In the process of taking an inventory of the old cottage Rice happened upon a trove of old photos that became part of the inspiration for her new book. “I remember going through all the things my mother and father had saved. There was things one leather box that was beaten up and in it I found all these photographs of my father in Ireland during World War II.  He had been stationed in England and every chance he got he would go to Ireland. I know now what that must have meant to him.”

There are many kinds of Irish Americans, Rice admits. There are those who wear it very proudly with symbols on the surface. Her own family were not like that. “Being Irish was just part of who we were, it just came to us through poetry and writing – my mother was an English teacher and we just read Irish writers. My father just had it in him. For him to go back to Ireland and see where his loved one came from was important for him.”
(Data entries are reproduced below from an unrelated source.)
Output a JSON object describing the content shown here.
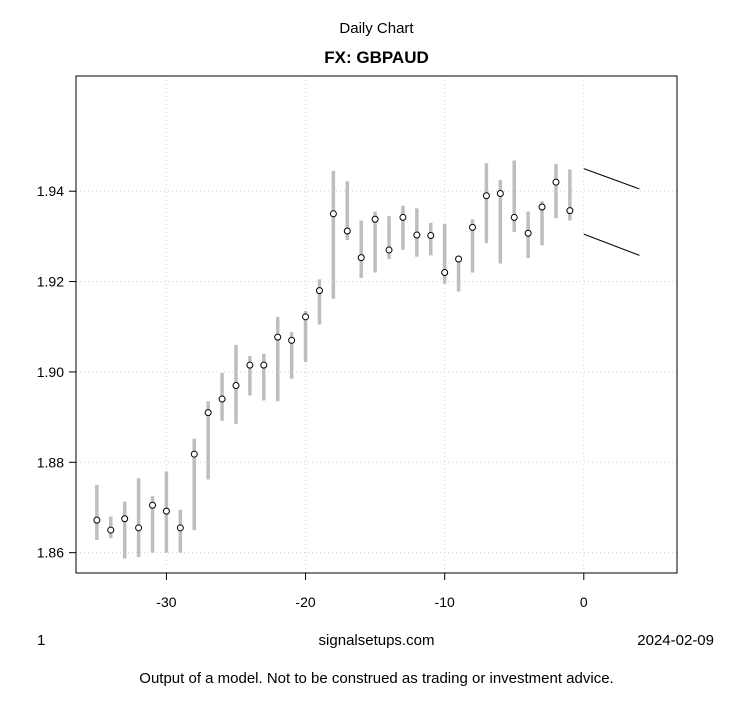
{
  "header": {
    "subtitle": "Daily Chart",
    "title": "FX: GBPAUD"
  },
  "footer": {
    "left": "1",
    "center": "signalsetups.com",
    "right": "2024-02-09",
    "disclaimer": "Output of a model. Not to be construed as trading or investment advice."
  },
  "chart_data": {
    "type": "line",
    "subtype": "high-low range with close markers",
    "title": "FX: GBPAUD",
    "subtitle": "Daily Chart",
    "xlabel": "",
    "ylabel": "",
    "xlim": [
      -36.5,
      6.7
    ],
    "ylim": [
      1.8555,
      1.9655
    ],
    "x_ticks": [
      -30,
      -20,
      -10,
      0
    ],
    "y_ticks": [
      1.86,
      1.88,
      1.9,
      1.92,
      1.94
    ],
    "x_tick_labels": [
      "-30",
      "-20",
      "-10",
      "0"
    ],
    "y_tick_labels": [
      "1.86",
      "1.88",
      "1.90",
      "1.92",
      "1.94"
    ],
    "grid": true,
    "colors": {
      "range_bar": "#bebebe",
      "marker_fill": "#ffffff",
      "marker_stroke": "#000000",
      "grid": "#d3d3d3",
      "forecast_line": "#000000"
    },
    "bars": [
      {
        "x": -35,
        "low": 1.8628,
        "high": 1.875,
        "close": 1.8672
      },
      {
        "x": -34,
        "low": 1.8632,
        "high": 1.868,
        "close": 1.865
      },
      {
        "x": -33,
        "low": 1.8587,
        "high": 1.8713,
        "close": 1.8675
      },
      {
        "x": -32,
        "low": 1.859,
        "high": 1.8765,
        "close": 1.8655
      },
      {
        "x": -31,
        "low": 1.86,
        "high": 1.8725,
        "close": 1.8705
      },
      {
        "x": -30,
        "low": 1.86,
        "high": 1.878,
        "close": 1.8692
      },
      {
        "x": -29,
        "low": 1.86,
        "high": 1.8695,
        "close": 1.8655
      },
      {
        "x": -28,
        "low": 1.865,
        "high": 1.8852,
        "close": 1.8818
      },
      {
        "x": -27,
        "low": 1.8762,
        "high": 1.8935,
        "close": 1.891
      },
      {
        "x": -26,
        "low": 1.8892,
        "high": 1.8998,
        "close": 1.894
      },
      {
        "x": -25,
        "low": 1.8885,
        "high": 1.906,
        "close": 1.897
      },
      {
        "x": -24,
        "low": 1.8948,
        "high": 1.9035,
        "close": 1.9015
      },
      {
        "x": -23,
        "low": 1.8937,
        "high": 1.904,
        "close": 1.9015
      },
      {
        "x": -22,
        "low": 1.8935,
        "high": 1.9122,
        "close": 1.9077
      },
      {
        "x": -21,
        "low": 1.8985,
        "high": 1.9088,
        "close": 1.907
      },
      {
        "x": -20,
        "low": 1.9022,
        "high": 1.9135,
        "close": 1.9122
      },
      {
        "x": -19,
        "low": 1.9105,
        "high": 1.9205,
        "close": 1.918
      },
      {
        "x": -18,
        "low": 1.9162,
        "high": 1.9445,
        "close": 1.935
      },
      {
        "x": -17,
        "low": 1.9292,
        "high": 1.9422,
        "close": 1.9312
      },
      {
        "x": -16,
        "low": 1.9208,
        "high": 1.9335,
        "close": 1.9253
      },
      {
        "x": -15,
        "low": 1.922,
        "high": 1.9355,
        "close": 1.9338
      },
      {
        "x": -14,
        "low": 1.925,
        "high": 1.9345,
        "close": 1.927
      },
      {
        "x": -13,
        "low": 1.927,
        "high": 1.9368,
        "close": 1.9342
      },
      {
        "x": -12,
        "low": 1.9255,
        "high": 1.9362,
        "close": 1.9303
      },
      {
        "x": -11,
        "low": 1.9258,
        "high": 1.933,
        "close": 1.9302
      },
      {
        "x": -10,
        "low": 1.9195,
        "high": 1.9328,
        "close": 1.922
      },
      {
        "x": -9,
        "low": 1.9178,
        "high": 1.9255,
        "close": 1.925
      },
      {
        "x": -8,
        "low": 1.922,
        "high": 1.9338,
        "close": 1.932
      },
      {
        "x": -7,
        "low": 1.9285,
        "high": 1.9462,
        "close": 1.939
      },
      {
        "x": -6,
        "low": 1.924,
        "high": 1.9425,
        "close": 1.9395
      },
      {
        "x": -5,
        "low": 1.931,
        "high": 1.9468,
        "close": 1.9342
      },
      {
        "x": -4,
        "low": 1.9252,
        "high": 1.9355,
        "close": 1.9307
      },
      {
        "x": -3,
        "low": 1.928,
        "high": 1.9378,
        "close": 1.9365
      },
      {
        "x": -2,
        "low": 1.934,
        "high": 1.946,
        "close": 1.942
      },
      {
        "x": -1,
        "low": 1.9335,
        "high": 1.9448,
        "close": 1.9357
      }
    ],
    "forecast_lines": [
      {
        "x": [
          0,
          4
        ],
        "y": [
          1.945,
          1.9405
        ]
      },
      {
        "x": [
          0,
          4
        ],
        "y": [
          1.9305,
          1.9258
        ]
      }
    ]
  }
}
You can hear the enduring bond between the father and daughter in the respectful and at times mystified way Rice still talks about him. “As the poem goes after the first death there is no other. His death was so before and after. One minute he was in the world and then mentally he was not there. That death had such an affect on me that I went back to it when I wrote The Silver Boat.”

Healing takes a lifetime, just making sense of what you’ve lived through does too, but the message of The Silver Boat is that it’s possible. “It’s a lifelong thing for me. He died when I was so young – and he was young too, he was 57. There was so much I didn’t understand and so much he didn’t understand about me – we were in tremendous conflict when he died. I loved him but he was so mysterious. I often wonder what it would have been like if he had lived longer so I could have gotten to know him better. But I’ll never know the answer to that to that. So now I have to make peace with it the best I can.”